Since you’re reading this blog, I assume you have access to the internet, so humor me for a minute. (Or don’t and just keep reading.) Go to Google and search “green eyes.” Then add another descriptive word, such as “amazing green eyes,” “intense green eyes,” “striking green eyes,” or even “haunting green eyes.” There’s one pair of green eyes that shows up at some point in every search.
Meet the “Afghan girl.” In June 1985, she was featured on the cover of National Geographic, and her piercing green eyes have seared themselves into the memory of anyone who has seen her portrait. While her eyes are a strikingly beautiful shade of green, it’s impossible to ignore the fear and emotion behind them. Many people know the “Afghan girl” and her eyes; few know her story.
During the 1980s, war in Afghanistan forced many to seek refuge in Pakistan. Steve McCurry, a National Geographic photographer, was in Pakistan to cover the story. He saw thousands of refugees living in small quarters, rationing food and water while combating disease and unsanitary conditions. From one of the larger tents, he heard children’s laughter and went to check it out. There, he spotted a 12-year-old girl with incredible green eyes. When he raised his camera, the girl covered her face. The girl’s teacher then told her to lower her hands so the world could see her face and learn her story. McCurry was able to take only a handful of pictures before the Afghan girl stood up and left. She had never seen a camera before, had never been photographed, and didn’t really understand the concept.

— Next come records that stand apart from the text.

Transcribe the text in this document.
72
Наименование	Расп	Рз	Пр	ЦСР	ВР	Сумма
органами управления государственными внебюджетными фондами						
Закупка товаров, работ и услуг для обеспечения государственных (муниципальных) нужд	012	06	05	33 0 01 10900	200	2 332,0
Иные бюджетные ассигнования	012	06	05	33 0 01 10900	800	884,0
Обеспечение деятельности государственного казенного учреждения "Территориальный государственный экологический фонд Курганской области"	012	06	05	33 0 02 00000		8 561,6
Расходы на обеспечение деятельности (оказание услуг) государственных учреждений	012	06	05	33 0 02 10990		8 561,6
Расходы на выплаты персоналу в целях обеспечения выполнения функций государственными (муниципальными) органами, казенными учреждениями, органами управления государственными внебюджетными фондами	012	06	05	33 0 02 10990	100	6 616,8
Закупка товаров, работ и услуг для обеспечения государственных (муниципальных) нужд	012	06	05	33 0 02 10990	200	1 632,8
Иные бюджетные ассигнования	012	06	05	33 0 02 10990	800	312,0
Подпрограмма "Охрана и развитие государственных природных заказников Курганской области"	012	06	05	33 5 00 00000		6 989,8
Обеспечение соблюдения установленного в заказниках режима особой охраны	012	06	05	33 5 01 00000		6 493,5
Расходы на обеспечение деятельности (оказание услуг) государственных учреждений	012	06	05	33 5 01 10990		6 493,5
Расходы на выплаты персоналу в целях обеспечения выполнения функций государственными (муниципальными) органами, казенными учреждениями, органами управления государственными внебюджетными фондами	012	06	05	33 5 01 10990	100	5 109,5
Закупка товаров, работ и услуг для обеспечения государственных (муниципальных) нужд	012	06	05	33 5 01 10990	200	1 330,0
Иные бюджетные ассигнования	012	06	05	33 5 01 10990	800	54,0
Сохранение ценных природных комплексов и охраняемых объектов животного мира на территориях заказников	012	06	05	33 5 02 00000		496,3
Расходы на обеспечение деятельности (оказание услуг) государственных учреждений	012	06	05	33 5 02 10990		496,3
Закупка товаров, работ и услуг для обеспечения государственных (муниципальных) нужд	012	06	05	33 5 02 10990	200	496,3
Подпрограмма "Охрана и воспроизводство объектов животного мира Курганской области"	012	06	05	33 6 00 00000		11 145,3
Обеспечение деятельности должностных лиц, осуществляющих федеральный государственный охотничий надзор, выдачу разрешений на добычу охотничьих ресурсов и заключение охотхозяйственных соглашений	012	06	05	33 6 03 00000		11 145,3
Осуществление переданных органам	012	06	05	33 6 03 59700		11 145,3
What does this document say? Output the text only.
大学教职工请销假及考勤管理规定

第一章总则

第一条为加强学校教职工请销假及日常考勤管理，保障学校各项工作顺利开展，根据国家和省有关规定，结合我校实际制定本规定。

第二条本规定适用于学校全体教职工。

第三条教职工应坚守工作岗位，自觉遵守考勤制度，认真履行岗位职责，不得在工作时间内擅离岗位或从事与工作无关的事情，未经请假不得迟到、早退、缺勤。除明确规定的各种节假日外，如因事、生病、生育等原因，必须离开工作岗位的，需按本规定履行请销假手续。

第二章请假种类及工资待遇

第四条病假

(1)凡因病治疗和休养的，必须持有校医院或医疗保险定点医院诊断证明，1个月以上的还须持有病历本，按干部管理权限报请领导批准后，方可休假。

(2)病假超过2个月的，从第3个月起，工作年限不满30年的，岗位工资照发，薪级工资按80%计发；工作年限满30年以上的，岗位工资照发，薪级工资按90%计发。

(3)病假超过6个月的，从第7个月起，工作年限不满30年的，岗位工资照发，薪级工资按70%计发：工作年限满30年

McCurry developed the pictures when he returned home, not knowing how they would turn out. When he showed the editor the picture of the Afghan girl looking straight into the camera, the editor said they had found their next cover. The Afghan girl became representative of the suffering in those refugee camps, but no one knew her name.
Seventeen years later, McCurry and a small team set out to find the Afghan girl. After showing her image around a refugee camp near the village of Peshawar, a man who had lived in the camp with the Afghan girl brought her back to the village. McCurry recognized her immediately, and he wanted to know her story – not the story of Afghanistan and the suffering that she had represented for 17 years, but her own unique story.

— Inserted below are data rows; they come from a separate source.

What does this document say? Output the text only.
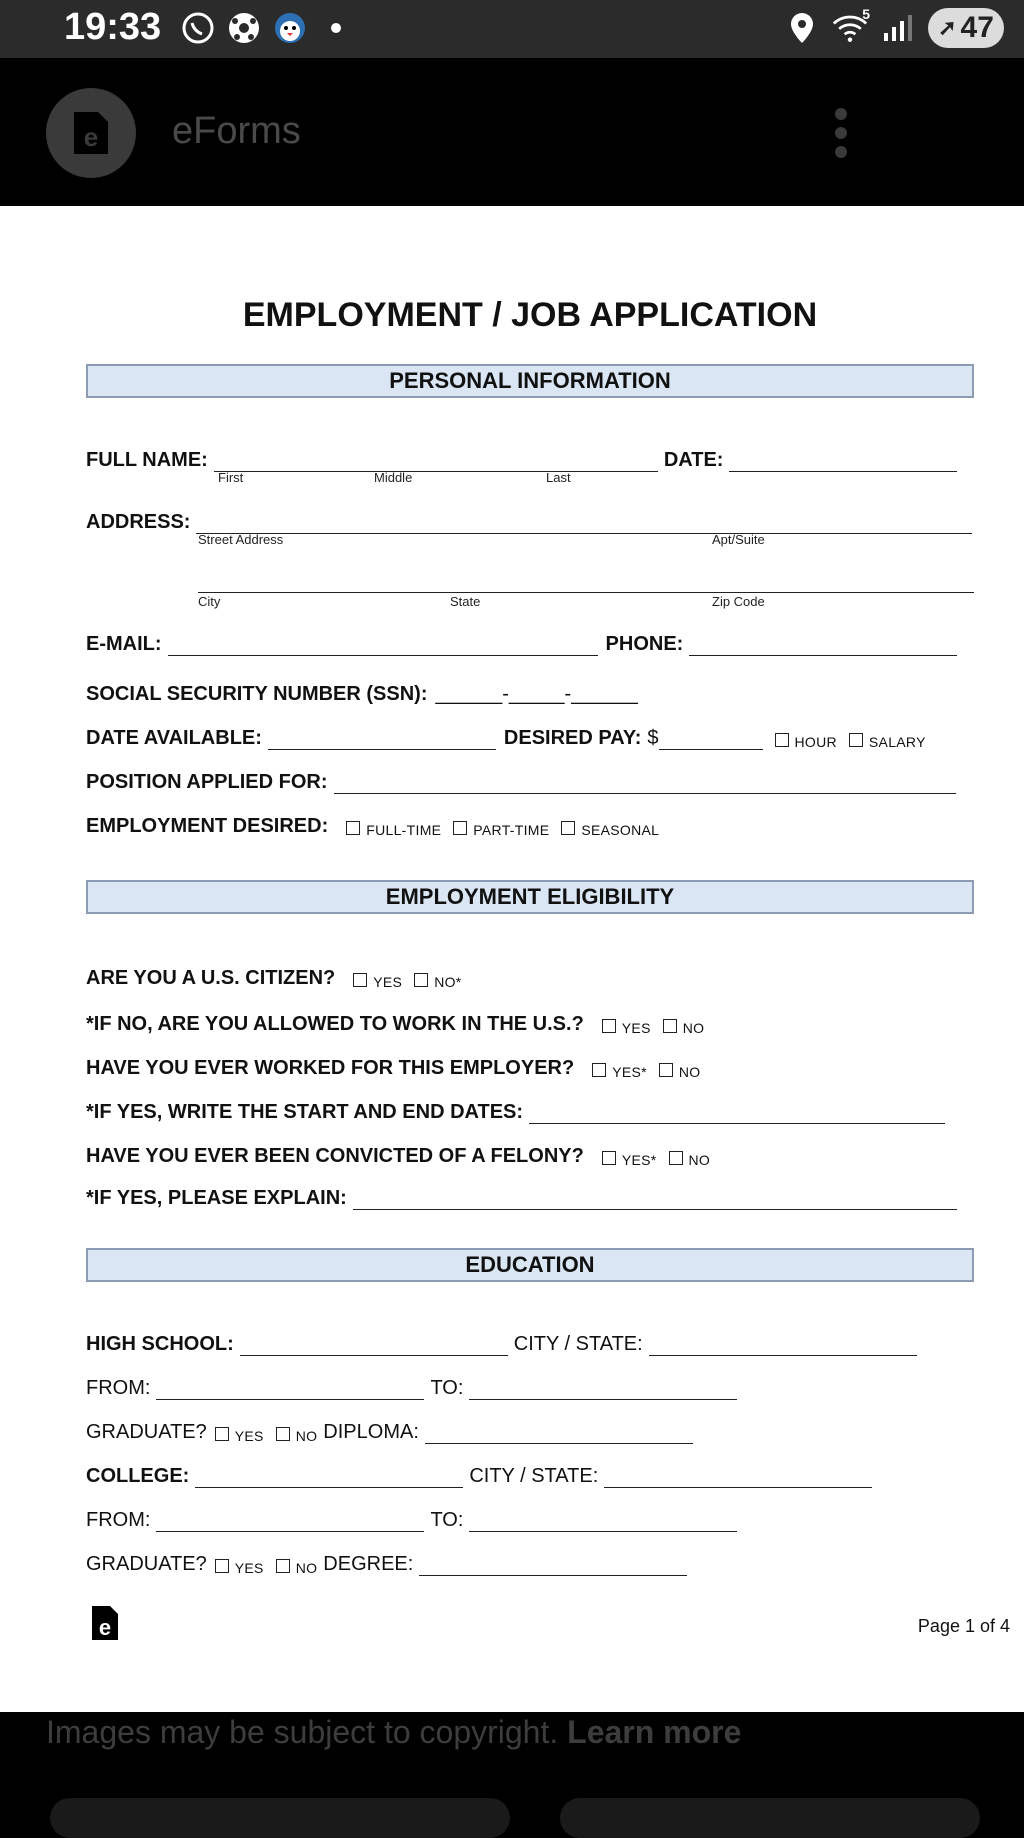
19:33	5
➚ 47
e eForms
EMPLOYMENT / JOB APPLICATION
PERSONAL INFORMATION
FULL NAME:	DATE:
First	Middle	Last
ADDRESS:
Street Address	Apt/Suite
City	State	Zip Code
E-MAIL:	PHONE:
SOCIAL SECURITY NUMBER (SSN): ______-_____-______
DATE AVAILABLE:	DESIRED PAY: $	HOUR SALARY
POSITION APPLIED FOR:
EMPLOYMENT DESIRED:	FULL-TIME PART-TIME SEASONAL
EMPLOYMENT ELIGIBILITY
ARE YOU A U.S. CITIZEN?	YES NO*
*IF NO, ARE YOU ALLOWED TO WORK IN THE U.S.?	YES NO
HAVE YOU EVER WORKED FOR THIS EMPLOYER?	YES* NO
*IF YES, WRITE THE START AND END DATES:
HAVE YOU EVER BEEN CONVICTED OF A FELONY?	YES* NO
*IF YES, PLEASE EXPLAIN:
EDUCATION
HIGH SCHOOL:	CITY / STATE:
FROM:	TO:
GRADUATE? YES NO DIPLOMA:
COLLEGE:	CITY / STATE:
FROM:	TO:
GRADUATE? YES NO DEGREE:
e	Page 1 of 4
Images may be subject to copyright. Learn more
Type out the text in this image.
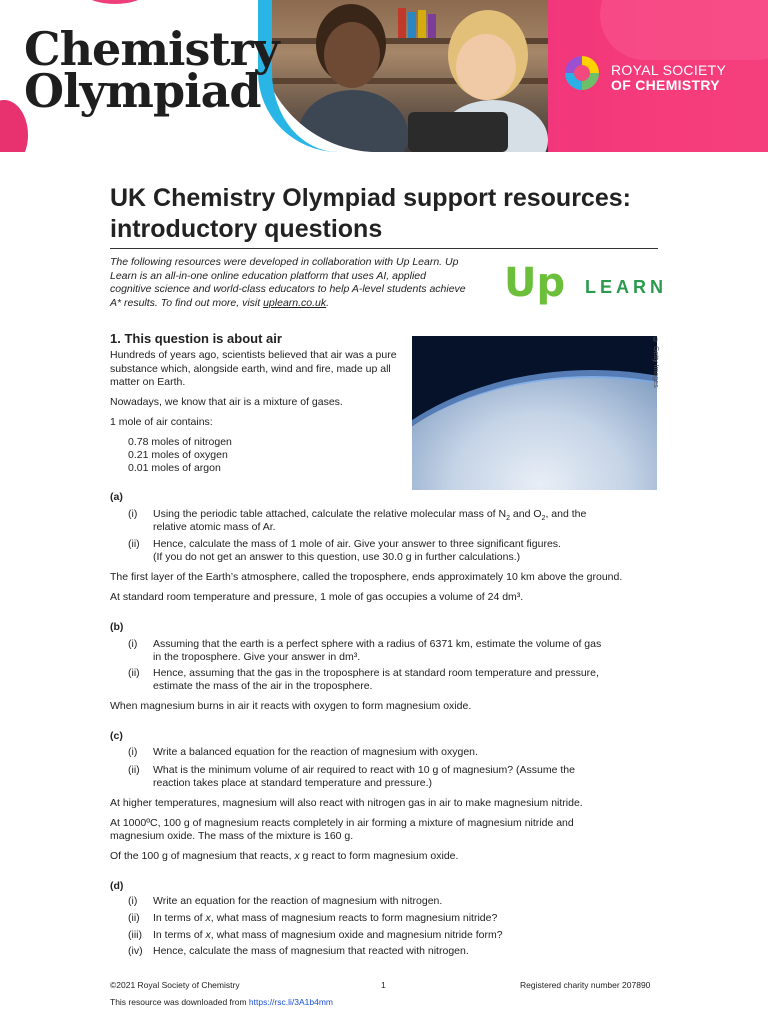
Chemistry
Olympiad	ROYAL SOCIETY
OF CHEMISTRY
UK Chemistry Olympiad support resources: introductory questions
The following resources were developed in collaboration with Up Learn. Up Learn is an all-in-one online education platform that uses AI, applied cognitive science and world-class educators to help A-level students achieve A* results. To find out more, visit uplearn.co.uk.	Up LEARN
1. This question is about air
Hundreds of years ago, scientists believed that air was a pure substance which, alongside earth, wind and fire, made up all matter on Earth.
Nowadays, we know that air is a mixture of gases.
1 mole of air contains:
0.78 moles of nitrogen
0.21 moles of oxygen
0.01 moles of argon
© Getty Images
(a)
(i) Using the periodic table attached, calculate the relative molecular mass of $N_2$ and $O_2$, and the
relative atomic mass of Ar.
(ii) Hence, calculate the mass of 1 mole of air. Give your answer to three significant figures.
(If you do not get an answer to this question, use 30.0 g in further calculations.)
The first layer of the Earth’s atmosphere, called the troposphere, ends approximately 10 km above the ground.
At standard room temperature and pressure, 1 mole of gas occupies a volume of 24 dm³.
(b)
(i) Assuming that the earth is a perfect sphere with a radius of 6371 km, estimate the volume of gas
in the troposphere. Give your answer in dm³.
(ii) Hence, assuming that the gas in the troposphere is at standard room temperature and pressure,
estimate the mass of the air in the troposphere.
When magnesium burns in air it reacts with oxygen to form magnesium oxide.
(c)
(i) Write a balanced equation for the reaction of magnesium with oxygen.
(ii) What is the minimum volume of air required to react with 10 g of magnesium? (Assume the
reaction takes place at standard temperature and pressure.)
At higher temperatures, magnesium will also react with nitrogen gas in air to make magnesium nitride.
At 1000ºC, 100 g of magnesium reacts completely in air forming a mixture of magnesium nitride and
magnesium oxide. The mass of the mixture is 160 g.
Of the 100 g of magnesium that reacts, x g react to form magnesium oxide.
(d)
(i) Write an equation for the reaction of magnesium with nitrogen.
(ii) In terms of x, what mass of magnesium reacts to form magnesium nitride?
(iii) In terms of x, what mass of magnesium oxide and magnesium nitride form?
(iv) Hence, calculate the mass of magnesium that reacted with nitrogen.
©2021 Royal Society of Chemistry	1	Registered charity number 207890
This resource was downloaded from https://rsc.li/3A1b4mm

Sharbat Gula is a Pashtun whose parents were killed by a Soviet bombing when she was 6 years old. She had hiked through snowy mountains with her grandmother, brother, and three sisters to reach the refugee camp over twenty years earlier. They hid from enemy attacks in caves until they could reach a safe camp. In the 1990s, Sharbat returned home, disappearing from the public eye as a result of purdah, and she was married at 16. She now has three daughters and a son, and her hope is that one of her daughters is able to be educated.

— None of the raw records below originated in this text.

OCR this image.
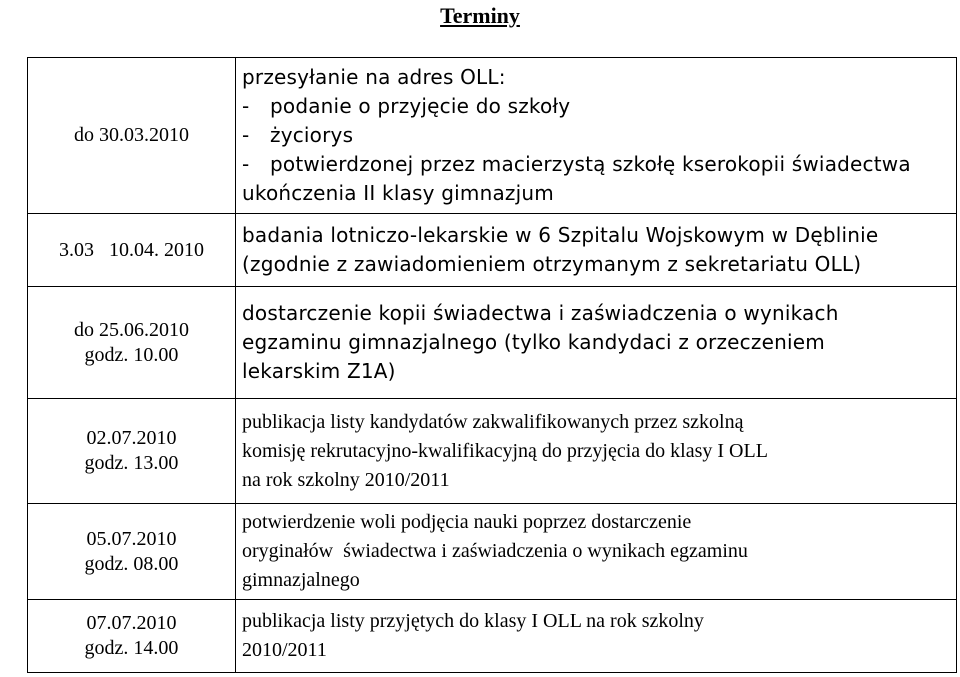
Terminy
do 30.03.2010	przesyłanie na adres OLL:
- podanie o przyjęcie do szkoły
- życiorys
- potwierdzonej przez macierzystą szkołę kserokopii świadectwa
ukończenia II klasy gimnazjum

3.03   10.04. 2010	badania lotniczo-lekarskie w 6 Szpitalu Wojskowym w Dęblinie
(zgodnie z zawiadomieniem otrzymanym z sekretariatu OLL)

do 25.06.2010
godz. 10.00	dostarczenie kopii świadectwa i zaświadczenia o wynikach
egzaminu gimnazjalnego (tylko kandydaci z orzeczeniem
lekarskim Z1A)

02.07.2010
godz. 13.00	publikacja listy kandydatów zakwalifikowanych przez szkolną
komisję rekrutacyjno-kwalifikacyjną do przyjęcia do klasy I OLL
na rok szkolny 2010/2011

05.07.2010
godz. 08.00	potwierdzenie woli podjęcia nauki poprzez dostarczenie
oryginałów  świadectwa i zaświadczenia o wynikach egzaminu
gimnazjalnego

07.07.2010
godz. 14.00	publikacja listy przyjętych do klasy I OLL na rok szkolny
2010/2011
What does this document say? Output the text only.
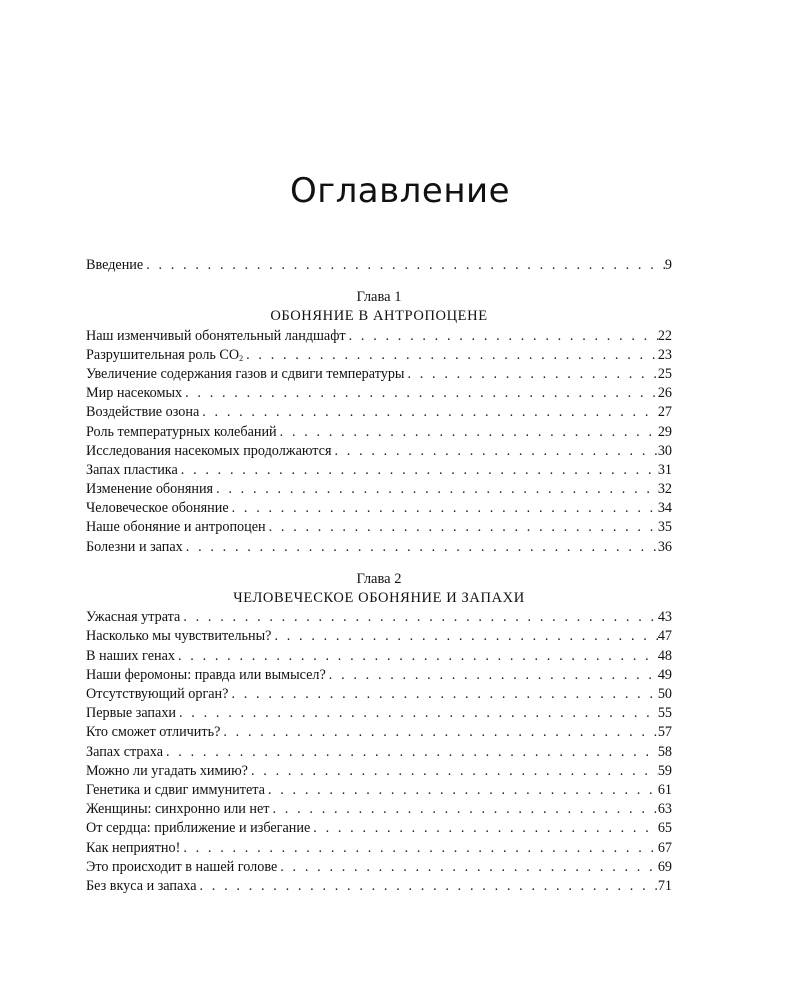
Оглавление
Введение . . .	9
Глава 1
ОБОНЯНИЕ В АНТРОПОЦЕНЕ
Наш изменчивый обонятельный ландшафт . . .	22
Разрушительная роль $CO_2$ . . .	23
Увеличение содержания газов и сдвиги температуры . . .	25
Мир насекомых . . .	26
Воздействие озона . . .	27
Роль температурных колебаний . . .	29
Исследования насекомых продолжаются . . .	30
Запах пластика . . .	31
Изменение обоняния . . .	32
Человеческое обоняние . . .	34
Наше обоняние и антропоцен . . .	35
Болезни и запах . . .	36
Глава 2
ЧЕЛОВЕЧЕСКОЕ ОБОНЯНИЕ И ЗАПАХИ
Ужасная утрата . . .	43
Насколько мы чувствительны? . . .	47
В наших генах . . .	48
Наши феромоны: правда или вымысел? . . .	49
Отсутствующий орган? . . .	50
Первые запахи . . .	55
Кто сможет отличить? . . .	57
Запах страха . . .	58
Можно ли угадать химию? . . .	59
Генетика и сдвиг иммунитета . . .	61
Женщины: синхронно или нет . . .	63
От сердца: приближение и избегание . . .	65
Как неприятно! . . .	67
Это происходит в нашей голове . . .	69
Без вкуса и запаха . . .	71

Perhaps the saddest part of this story is the fact that Sharbat has no understanding of the impact made by her portrait. She had not even seen the iconic picture until her reunion with McCurry. Since she is not married to him, Sharbat was unable to look or even smile at McCurry. This made it incredibly difficult for McCurry to convey the importance of her image, but he is very grateful that Sharbat survived the war. To this day, they maintain contact.